Let's face it we all judge people to a certain extent. But I am proud of myself that I try to see things from all sides. THere are some cases where we have to have harsh reactions. I hope that women will stay away from him too. But in reality that won't happen.

It comes down to this, you did what was best for you. Ms. Brinkley did what is best for her. Not everyone will do things the way that you or I think is the best way. Again, I dont' want to argue with you. You are entitled to your opinion, just as I am. But I dont appreciate you putting me in a category of giving my approval for people to take revenge. People do that every day whether you like it or not. None of us are perfect. I'm sure that everyone who reads these forums have made mistakes & choices that they were not proud of. It does not make them less of a person.

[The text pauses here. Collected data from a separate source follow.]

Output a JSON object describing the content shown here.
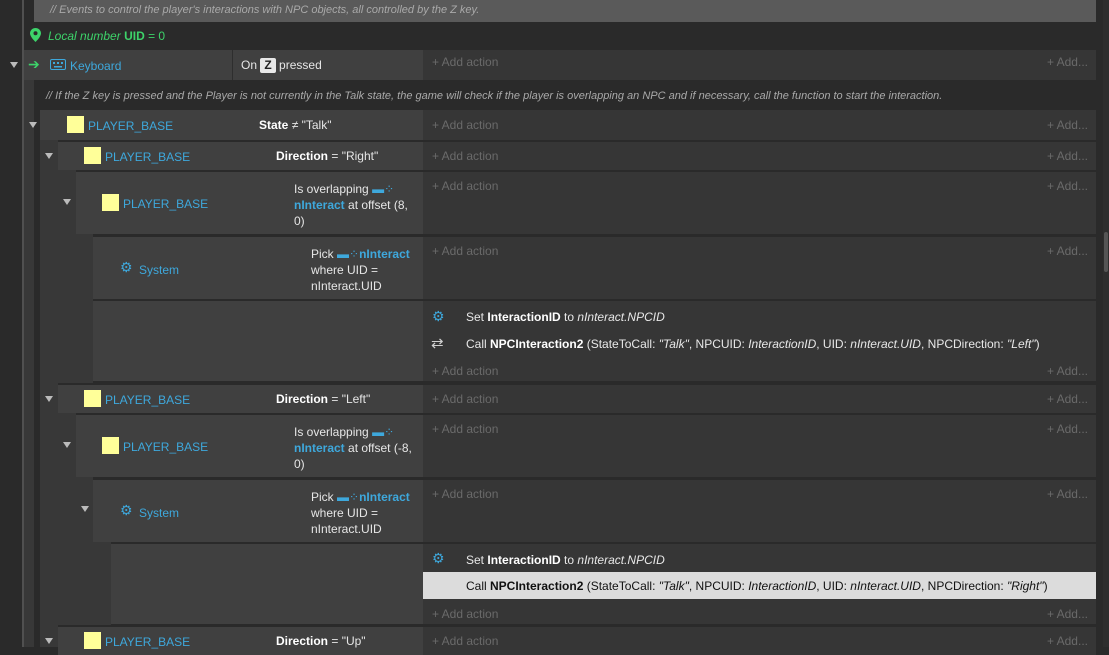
{
  "comments": {
    "top": "//  Events to control the player's interactions with NPC objects, all controlled by the Z key.",
    "mid": "//  If the Z key is pressed and the Player is not currently in the Talk state, the game will check if the player is overlapping an NPC and if necessary, call the function to start the interaction."
  },
  "local_var": {
    "prefix": "Local number",
    "name": "UID",
    "suffix": "= 0"
  },
  "keyboard_event": {
    "object": "Keyboard",
    "on": "On",
    "key": "Z",
    "pressed": "pressed"
  },
  "labels": {
    "add_action": "+ Add action",
    "add_short": "+ Add...",
    "player_base": "PLAYER_BASE",
    "system": "System"
  },
  "conditions": {
    "state": {
      "prefix": "State",
      "value": "≠ \"Talk\""
    },
    "dir_right": {
      "prefix": "Direction",
      "value": "= \"Right\""
    },
    "dir_left": {
      "prefix": "Direction",
      "value": "= \"Left\""
    },
    "dir_up": {
      "prefix": "Direction",
      "value": "= \"Up\""
    },
    "overlap_right": {
      "l1": "Is overlapping",
      "obj": "nInteract",
      "l2": "at offset (8,",
      "l3": "0)"
    },
    "overlap_left": {
      "l1": "Is overlapping",
      "obj": "nInteract",
      "l2": "at offset (-8,",
      "l3": "0)"
    },
    "pick": {
      "l1": "Pick",
      "obj": "nInteract",
      "l2": "where UID =",
      "l3": "nInteract.UID"
    }
  },
  "actions": {
    "set_id": {
      "pre": "Set",
      "var": "InteractionID",
      "mid": "to",
      "val": "nInteract.NPCID"
    },
    "call_right": {
      "pre": "Call",
      "fn": "NPCInteraction2",
      "p1": "(StateToCall:",
      "p1v": "\"Talk\"",
      "p2": ", NPCUID:",
      "p2v": "InteractionID",
      "p3": ", UID:",
      "p3v": "nInteract.UID",
      "p4": ", NPCDirection:",
      "p4v": "\"Left\"",
      "end": ")"
    },
    "call_left": {
      "pre": "Call",
      "fn": "NPCInteraction2",
      "p1": "(StateToCall:",
      "p1v": "\"Talk\"",
      "p2": ", NPCUID:",
      "p2v": "InteractionID",
      "p3": ", UID:",
      "p3v": "nInteract.UID",
      "p4": ", NPCDirection:",
      "p4v": "\"Right\"",
      "end": ")"
    }
  },
  "colors": {
    "accent": "#3ea8dc",
    "object_square": "#ffff99",
    "local_var": "#3dd36a"
  }
}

Also at times, revenge can be a good thing. It all depends on the situation & what is done. Sometimes, some people deserve it. In Ms. Brinkley's situation we may never know the whole story. We don't know her personally. But she did what was right for her & maybe her kids at the time. I think that she had a good reason. Maybe it was not all for revenge. Well, I dont' want to keep going on about it.

I do respect your opinion but I disagree with some of it. In a way you sound very harsh about it. It is almost as if you do have it in for Christie B. because she is beautiful & has alot going for her. That does not make her wrong or a bad person. Well, we will have to agree to disagree. Have a good day & night. Judy K. Chicago.